Certifying Management, Certifying Managers and Supervisors, Human Resources, Management Training, Professional Managers
Any Damn Fool
To be a lifeguard you must be trained and certified. To be a teacher in most school systems you must be trained and certified. To do important financial record keeping you must be a Certified Public Accountant. To be a carpenter you must be apprenticed and licensed. The same is true of plumbers, electricians, and almost all building trade workers. Doctors, lawyers, nurses, the list of licensed or certified vocations is endless.
But, any damn fool can be a manager.
There is no training requirement, no minimum standards, no testing, nor any regulation of the people who control the lives of those that depend on them for the guidance and instruction in the workplace.
But We Have Employment Laws
Some might say that we have employment laws to protect workers and in some situations we have unions. Employees can and do sue companies when a manager acts inappropriately. Federal, State, County, and Municipal agencies can also address issues of inappropriate acts of management. Problem solved! So what is the big deal?
In every case of poor management there is one common denominator. The individual manager that should know better, but doesn’t. If an individual manager acts in a way that is wrong, possibly even illegal, they can be sued or even fired, but that person can move on and still be a manager somewhere else. What is worse, if the company condoned the behavior, there may be little the worker can do because there is no individual accountability of a manager. In any other trained vocation there is individual accountability. If an electrician is asked by his employer to not follow code the person knows that it is her or his license at risk; therefore, there is a check and balance in the workplace. This same check and balance does not exist for a person in management.
Bringing Down the Economy Through Bad Management
In dissecting the causes of our current economic crisis we have learned that many managers coerced their workers to act in a manner that jeopardized not only the company, but the global economy. What if a manager was risking his or her management certification to follow the directives of the company? Certainly a certification is not going to stop bad management behavior, but it might cause a manager think about the consequences before they risk losing their career.

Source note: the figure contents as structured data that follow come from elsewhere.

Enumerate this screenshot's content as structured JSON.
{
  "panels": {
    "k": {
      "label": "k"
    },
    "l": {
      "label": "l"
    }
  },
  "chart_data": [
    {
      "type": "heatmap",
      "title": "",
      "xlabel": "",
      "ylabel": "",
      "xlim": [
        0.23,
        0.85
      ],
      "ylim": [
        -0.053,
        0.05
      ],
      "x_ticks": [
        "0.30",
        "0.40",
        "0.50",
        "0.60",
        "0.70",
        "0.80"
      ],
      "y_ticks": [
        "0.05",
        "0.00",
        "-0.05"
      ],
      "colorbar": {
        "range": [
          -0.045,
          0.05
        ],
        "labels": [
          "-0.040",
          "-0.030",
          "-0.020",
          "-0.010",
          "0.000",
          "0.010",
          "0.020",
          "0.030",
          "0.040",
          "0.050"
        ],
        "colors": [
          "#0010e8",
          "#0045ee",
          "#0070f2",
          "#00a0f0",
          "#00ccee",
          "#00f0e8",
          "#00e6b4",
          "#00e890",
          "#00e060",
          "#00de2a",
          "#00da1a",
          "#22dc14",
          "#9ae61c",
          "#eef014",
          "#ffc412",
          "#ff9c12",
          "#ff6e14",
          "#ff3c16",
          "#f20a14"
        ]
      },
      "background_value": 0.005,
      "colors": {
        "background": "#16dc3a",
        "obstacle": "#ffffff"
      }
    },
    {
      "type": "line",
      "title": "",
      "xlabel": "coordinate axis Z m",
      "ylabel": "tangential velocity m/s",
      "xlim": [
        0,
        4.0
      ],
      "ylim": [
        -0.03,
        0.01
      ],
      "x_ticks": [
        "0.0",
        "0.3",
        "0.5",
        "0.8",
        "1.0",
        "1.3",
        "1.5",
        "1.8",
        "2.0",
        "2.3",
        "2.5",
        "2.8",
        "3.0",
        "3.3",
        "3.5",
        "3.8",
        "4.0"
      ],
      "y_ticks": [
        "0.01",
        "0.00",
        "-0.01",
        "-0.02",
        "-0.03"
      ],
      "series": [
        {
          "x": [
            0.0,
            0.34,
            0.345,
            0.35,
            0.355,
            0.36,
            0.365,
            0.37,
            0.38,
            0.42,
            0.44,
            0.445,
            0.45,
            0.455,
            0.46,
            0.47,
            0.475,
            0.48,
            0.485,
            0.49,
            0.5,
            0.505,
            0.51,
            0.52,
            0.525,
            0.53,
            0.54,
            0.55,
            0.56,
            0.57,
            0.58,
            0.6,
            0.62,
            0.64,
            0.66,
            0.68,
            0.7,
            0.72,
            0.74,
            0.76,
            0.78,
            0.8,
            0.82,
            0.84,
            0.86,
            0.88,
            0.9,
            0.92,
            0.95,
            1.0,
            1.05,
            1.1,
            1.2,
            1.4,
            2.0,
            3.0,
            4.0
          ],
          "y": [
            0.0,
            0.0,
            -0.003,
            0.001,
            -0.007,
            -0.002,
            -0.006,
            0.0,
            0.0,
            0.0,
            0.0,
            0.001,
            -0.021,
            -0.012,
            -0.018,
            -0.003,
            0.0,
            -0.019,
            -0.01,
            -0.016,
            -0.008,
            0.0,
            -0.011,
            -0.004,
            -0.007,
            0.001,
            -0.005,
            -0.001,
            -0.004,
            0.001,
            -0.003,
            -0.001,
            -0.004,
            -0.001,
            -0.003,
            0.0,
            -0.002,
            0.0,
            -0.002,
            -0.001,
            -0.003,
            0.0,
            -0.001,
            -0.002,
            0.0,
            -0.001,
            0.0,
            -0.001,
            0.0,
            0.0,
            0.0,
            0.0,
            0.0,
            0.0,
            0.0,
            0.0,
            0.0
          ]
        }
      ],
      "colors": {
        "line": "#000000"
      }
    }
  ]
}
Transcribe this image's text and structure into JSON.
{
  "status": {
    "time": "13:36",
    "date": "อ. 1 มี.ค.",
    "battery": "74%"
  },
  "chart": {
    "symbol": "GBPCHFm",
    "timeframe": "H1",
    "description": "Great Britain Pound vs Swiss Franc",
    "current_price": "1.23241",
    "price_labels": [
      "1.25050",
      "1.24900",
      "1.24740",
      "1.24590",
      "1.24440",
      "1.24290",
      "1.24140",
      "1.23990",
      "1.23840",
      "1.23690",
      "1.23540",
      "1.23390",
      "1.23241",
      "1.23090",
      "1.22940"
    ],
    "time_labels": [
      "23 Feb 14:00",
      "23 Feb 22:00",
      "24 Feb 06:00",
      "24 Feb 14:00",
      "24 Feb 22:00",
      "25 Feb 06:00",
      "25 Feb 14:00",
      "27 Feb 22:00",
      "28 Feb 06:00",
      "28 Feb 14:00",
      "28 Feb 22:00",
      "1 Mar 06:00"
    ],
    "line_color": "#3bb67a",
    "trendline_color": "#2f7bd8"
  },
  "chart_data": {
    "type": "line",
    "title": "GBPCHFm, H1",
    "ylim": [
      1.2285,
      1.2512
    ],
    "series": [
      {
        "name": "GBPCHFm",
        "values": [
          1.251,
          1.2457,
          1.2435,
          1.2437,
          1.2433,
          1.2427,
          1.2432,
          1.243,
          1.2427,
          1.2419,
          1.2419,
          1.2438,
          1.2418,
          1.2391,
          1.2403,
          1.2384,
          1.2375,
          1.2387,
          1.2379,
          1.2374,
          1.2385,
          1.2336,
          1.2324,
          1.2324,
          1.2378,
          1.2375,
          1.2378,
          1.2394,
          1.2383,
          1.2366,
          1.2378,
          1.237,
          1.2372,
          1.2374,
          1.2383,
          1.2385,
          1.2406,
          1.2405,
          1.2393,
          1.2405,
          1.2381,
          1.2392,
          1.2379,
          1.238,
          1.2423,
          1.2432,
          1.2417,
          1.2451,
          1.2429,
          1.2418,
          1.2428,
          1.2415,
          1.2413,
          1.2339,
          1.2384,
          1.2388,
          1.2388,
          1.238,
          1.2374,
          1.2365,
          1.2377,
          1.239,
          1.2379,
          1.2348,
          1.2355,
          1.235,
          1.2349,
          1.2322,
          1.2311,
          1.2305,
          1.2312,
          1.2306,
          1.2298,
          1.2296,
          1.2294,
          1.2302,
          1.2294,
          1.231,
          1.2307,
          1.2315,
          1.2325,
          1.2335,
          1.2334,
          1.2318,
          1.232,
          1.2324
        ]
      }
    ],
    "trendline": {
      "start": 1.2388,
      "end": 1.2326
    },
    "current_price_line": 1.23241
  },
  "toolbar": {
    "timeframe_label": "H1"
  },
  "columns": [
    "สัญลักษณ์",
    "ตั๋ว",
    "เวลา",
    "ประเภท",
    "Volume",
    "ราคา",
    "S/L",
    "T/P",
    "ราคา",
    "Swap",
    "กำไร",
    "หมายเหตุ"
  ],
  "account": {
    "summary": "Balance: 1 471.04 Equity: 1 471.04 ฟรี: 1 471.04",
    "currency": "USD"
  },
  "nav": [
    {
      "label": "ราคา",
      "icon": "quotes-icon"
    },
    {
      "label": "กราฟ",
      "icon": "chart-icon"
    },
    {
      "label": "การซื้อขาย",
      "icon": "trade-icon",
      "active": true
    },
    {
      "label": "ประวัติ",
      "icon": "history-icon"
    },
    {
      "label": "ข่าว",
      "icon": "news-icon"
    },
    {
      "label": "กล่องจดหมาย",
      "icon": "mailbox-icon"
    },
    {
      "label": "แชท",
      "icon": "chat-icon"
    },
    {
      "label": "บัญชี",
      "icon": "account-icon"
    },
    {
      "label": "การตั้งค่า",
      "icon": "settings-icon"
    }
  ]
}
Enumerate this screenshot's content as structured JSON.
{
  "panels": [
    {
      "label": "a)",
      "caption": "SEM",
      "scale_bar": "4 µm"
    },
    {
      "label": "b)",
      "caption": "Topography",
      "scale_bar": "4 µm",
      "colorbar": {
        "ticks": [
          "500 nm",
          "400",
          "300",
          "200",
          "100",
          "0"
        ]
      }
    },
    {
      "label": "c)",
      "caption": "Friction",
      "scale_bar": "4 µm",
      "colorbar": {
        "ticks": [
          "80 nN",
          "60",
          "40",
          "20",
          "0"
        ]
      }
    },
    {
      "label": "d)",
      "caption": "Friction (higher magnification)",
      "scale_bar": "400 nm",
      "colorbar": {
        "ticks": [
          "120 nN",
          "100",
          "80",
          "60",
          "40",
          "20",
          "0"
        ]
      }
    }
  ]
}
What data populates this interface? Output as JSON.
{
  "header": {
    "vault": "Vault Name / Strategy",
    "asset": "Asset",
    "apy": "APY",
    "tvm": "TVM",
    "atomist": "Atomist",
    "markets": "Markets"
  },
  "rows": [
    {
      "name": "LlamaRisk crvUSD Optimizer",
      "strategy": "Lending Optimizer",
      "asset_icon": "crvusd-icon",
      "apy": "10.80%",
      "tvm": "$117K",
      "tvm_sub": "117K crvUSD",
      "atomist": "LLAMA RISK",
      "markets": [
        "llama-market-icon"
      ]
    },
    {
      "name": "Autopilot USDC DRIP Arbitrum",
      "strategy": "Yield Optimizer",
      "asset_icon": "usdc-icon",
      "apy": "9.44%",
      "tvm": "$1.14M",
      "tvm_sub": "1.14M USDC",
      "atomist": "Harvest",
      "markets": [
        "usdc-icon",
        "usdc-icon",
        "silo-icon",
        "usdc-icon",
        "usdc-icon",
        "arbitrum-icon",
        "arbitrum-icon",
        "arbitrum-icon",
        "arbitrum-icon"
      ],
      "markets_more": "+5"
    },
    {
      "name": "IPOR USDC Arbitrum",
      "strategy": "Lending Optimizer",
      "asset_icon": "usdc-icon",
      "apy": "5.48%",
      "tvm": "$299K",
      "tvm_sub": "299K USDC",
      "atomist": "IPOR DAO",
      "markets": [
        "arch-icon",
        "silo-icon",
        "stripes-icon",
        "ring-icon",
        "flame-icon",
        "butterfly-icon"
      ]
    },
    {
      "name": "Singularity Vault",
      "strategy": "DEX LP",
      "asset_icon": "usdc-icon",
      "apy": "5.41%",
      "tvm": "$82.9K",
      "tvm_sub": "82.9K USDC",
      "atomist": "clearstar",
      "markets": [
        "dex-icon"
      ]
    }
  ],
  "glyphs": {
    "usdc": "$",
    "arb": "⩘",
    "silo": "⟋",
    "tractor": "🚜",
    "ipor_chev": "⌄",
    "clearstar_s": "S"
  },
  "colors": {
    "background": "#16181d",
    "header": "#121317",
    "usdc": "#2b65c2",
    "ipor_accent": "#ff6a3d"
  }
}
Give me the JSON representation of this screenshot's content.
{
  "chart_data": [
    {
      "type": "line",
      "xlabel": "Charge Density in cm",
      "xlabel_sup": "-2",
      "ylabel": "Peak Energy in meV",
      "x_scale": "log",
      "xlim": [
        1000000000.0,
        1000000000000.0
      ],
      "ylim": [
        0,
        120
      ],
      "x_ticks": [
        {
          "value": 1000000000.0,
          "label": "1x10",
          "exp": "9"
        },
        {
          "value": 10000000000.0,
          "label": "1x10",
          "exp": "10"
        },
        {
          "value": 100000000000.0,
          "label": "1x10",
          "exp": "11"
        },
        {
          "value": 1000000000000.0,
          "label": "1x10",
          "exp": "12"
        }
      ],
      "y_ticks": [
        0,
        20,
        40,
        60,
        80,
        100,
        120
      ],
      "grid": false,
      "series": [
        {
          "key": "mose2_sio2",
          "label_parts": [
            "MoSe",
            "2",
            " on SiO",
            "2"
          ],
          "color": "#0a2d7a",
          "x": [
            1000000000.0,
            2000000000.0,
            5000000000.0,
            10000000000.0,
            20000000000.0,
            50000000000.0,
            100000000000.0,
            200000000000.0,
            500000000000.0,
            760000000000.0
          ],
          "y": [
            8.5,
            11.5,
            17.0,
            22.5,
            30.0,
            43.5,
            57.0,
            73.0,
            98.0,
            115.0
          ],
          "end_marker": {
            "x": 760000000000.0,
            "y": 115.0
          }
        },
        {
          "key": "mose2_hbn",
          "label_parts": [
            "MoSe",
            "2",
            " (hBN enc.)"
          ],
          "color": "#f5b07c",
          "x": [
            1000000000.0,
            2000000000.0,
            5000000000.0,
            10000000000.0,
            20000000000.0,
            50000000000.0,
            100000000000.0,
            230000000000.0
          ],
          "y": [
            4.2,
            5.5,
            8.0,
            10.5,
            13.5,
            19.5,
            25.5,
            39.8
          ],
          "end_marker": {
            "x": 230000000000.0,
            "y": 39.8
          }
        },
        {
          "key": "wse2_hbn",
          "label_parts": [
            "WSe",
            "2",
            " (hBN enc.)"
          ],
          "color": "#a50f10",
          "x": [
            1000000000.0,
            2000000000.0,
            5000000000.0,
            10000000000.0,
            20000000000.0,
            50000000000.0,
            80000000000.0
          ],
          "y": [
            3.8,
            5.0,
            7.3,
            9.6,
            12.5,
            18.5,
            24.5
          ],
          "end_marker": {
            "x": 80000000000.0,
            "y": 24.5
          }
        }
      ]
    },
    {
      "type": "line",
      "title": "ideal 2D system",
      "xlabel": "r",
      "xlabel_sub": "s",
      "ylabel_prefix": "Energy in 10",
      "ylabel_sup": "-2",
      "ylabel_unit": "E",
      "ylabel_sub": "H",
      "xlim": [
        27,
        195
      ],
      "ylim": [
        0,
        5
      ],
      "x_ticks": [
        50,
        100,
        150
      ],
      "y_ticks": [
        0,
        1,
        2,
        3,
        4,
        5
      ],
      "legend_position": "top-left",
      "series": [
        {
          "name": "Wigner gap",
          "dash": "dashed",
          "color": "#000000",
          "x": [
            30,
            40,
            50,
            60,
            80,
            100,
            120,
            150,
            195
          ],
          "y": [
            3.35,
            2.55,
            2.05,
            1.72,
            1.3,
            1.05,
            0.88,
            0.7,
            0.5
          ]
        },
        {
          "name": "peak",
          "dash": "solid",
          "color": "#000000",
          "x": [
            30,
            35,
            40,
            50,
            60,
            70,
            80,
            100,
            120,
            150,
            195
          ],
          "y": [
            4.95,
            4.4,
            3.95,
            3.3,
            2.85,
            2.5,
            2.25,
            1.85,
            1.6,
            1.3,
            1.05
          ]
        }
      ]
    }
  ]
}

This problem extends beyond simple coercion. While many larger companies may have training programs for their managers to educate them on employment law and company policies on the treatment of workers, smaller companies do not have the resources to train their managers and often have the worst of the worst managers. The problem is that even the basic employment laws may not be understood by managers of small companies and if sued, the business may go bankrupt, leaving all the workers to suffer and the culpable manager free to look for his or her next job.
A Better Work Environment; Better, Wiser Managers; and Save Money
Certified managers might seem an absurd idea because it would impact so many employers and how they hire and promote management staff, however, consider the following:
- State certified managers would be trained in Federal, State, and local laws and regulations thereby saving the companies from need to perform this function and save the expense of the labor and education costs.
- Certified managers would be aware of laws; therefore, fewer issues of managers acting out of ignorance. Saving time, conflict-resolution, and litigation.
- Certified managers would mean even small companies would have access to managers who meet the standards of all managers regardless of company size.
- Company condoned acts that violate the law, codes, or common sense would have to coerce the managers to risk his or her certification.
- The Human Resources department could be significantly reduced and many internal policies on management behavior and standards eliminated.
Maybe it’s time we raise the bar on what it means to be in management and create minimum requirements and standards for managers.